The Government intends to continue retaining the DNA profiles of all adults convicted of a recordable offence indefinitely, as well as the profiles of all juveniles convicted of the most serious offences, such as murder, rape, manslaughter and serious assault.
Under the proposals, fingerprints will be retained for the same
time periods as DNA profiles.
Home Secretary Alan Johnson said:
"It is crucial that we do everything we can to protect the public by preventing crime and bringing offenders to justice. The DNA database plays a vital role in helping us do that, providing thousands of crime scene matches every year and helping to put many criminals behind bars where they belong.

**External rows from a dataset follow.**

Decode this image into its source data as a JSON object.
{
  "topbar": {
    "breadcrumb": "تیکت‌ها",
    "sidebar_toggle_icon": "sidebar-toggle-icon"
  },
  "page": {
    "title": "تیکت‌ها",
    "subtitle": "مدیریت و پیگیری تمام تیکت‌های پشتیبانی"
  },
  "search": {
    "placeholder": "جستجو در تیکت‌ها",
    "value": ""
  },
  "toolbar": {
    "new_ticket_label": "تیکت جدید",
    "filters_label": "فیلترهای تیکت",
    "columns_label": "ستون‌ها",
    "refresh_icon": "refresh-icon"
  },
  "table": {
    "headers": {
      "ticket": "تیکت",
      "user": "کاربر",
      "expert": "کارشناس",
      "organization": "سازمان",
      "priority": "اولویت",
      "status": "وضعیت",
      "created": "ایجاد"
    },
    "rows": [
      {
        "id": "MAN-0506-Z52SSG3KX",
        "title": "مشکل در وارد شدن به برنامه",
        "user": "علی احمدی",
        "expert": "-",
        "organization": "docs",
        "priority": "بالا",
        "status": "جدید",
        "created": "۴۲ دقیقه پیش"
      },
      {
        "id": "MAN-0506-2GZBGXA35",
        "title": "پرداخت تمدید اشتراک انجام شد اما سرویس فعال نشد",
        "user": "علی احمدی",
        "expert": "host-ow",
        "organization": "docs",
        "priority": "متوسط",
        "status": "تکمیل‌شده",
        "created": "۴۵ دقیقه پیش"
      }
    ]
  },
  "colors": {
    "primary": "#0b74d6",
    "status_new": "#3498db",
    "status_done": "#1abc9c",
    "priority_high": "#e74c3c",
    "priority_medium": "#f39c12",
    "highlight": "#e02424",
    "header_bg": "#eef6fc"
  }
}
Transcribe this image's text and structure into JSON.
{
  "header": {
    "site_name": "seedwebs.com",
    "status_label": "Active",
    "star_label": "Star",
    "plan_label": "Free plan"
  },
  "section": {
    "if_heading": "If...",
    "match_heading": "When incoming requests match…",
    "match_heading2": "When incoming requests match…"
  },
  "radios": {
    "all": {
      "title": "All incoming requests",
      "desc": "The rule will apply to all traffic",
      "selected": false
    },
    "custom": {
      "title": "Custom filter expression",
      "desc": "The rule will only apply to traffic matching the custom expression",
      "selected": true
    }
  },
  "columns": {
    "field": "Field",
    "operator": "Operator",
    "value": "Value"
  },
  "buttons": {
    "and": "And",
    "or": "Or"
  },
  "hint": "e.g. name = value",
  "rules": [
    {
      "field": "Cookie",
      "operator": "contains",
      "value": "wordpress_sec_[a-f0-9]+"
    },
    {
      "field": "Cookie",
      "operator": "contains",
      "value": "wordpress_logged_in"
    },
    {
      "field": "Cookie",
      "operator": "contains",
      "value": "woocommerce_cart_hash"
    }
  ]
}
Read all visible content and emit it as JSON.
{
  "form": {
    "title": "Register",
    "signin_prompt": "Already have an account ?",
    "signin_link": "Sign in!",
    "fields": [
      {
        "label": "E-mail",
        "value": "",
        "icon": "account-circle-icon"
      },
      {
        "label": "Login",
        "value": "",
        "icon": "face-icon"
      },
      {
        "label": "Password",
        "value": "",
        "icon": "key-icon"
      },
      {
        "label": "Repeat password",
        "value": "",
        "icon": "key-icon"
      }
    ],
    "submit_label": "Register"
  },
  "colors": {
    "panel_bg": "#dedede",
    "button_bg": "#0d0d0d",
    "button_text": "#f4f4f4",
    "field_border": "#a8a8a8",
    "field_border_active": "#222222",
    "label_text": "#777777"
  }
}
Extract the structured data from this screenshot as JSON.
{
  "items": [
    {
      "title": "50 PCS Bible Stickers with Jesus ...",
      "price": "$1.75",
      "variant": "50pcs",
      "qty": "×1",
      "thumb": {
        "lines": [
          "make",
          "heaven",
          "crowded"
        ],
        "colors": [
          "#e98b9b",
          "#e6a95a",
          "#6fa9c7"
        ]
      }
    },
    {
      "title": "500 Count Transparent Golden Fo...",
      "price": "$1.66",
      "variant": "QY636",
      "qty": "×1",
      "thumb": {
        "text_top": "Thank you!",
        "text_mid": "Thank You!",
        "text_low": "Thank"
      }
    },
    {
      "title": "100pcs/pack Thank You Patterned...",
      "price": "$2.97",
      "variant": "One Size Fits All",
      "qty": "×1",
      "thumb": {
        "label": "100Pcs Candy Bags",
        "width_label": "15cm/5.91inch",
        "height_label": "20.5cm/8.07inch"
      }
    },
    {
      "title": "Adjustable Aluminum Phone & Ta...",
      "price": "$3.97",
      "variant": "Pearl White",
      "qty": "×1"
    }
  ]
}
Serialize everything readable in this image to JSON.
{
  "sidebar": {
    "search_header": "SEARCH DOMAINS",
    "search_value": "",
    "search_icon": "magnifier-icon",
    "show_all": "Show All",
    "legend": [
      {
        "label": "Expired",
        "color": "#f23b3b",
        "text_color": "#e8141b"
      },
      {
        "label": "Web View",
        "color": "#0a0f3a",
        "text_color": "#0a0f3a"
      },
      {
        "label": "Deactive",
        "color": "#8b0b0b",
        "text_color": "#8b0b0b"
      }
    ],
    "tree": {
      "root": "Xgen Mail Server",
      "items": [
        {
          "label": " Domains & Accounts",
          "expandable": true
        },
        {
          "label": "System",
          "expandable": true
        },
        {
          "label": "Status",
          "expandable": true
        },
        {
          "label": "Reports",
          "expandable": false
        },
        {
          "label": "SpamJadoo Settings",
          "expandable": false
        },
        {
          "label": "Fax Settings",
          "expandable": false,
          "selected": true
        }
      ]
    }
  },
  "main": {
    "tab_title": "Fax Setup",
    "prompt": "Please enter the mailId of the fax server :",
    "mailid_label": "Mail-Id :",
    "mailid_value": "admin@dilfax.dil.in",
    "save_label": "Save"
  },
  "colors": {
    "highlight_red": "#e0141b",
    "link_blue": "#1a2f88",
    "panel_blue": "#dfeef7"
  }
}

"It is vital that we maintain the capacity of the DNA database to provide as many detections as possible by making sure the right people are on it. But we must balance this with the consideration of when other people should come off.
"I believe the proposals I am announcing today represent the most proportionate approach to DNA retention, as well as the most effective way of ensuring the database continues to help us tackle crime."
NOTES TO EDITORS
1. The proposals follow a public consultation - 'Keeping the Right People on the Database' - conducted over the summer. A summary of responses can be viewed at www.homeoffice.gov.uk
2. The Government has also published further research conducted as part of the development of these proposals. The full documents and a summary can be viewed at www.homeoffice.gov.uk
3. The number of crimes with a DNA scene to subject match between
April 1998 and March 2009 was 410,589.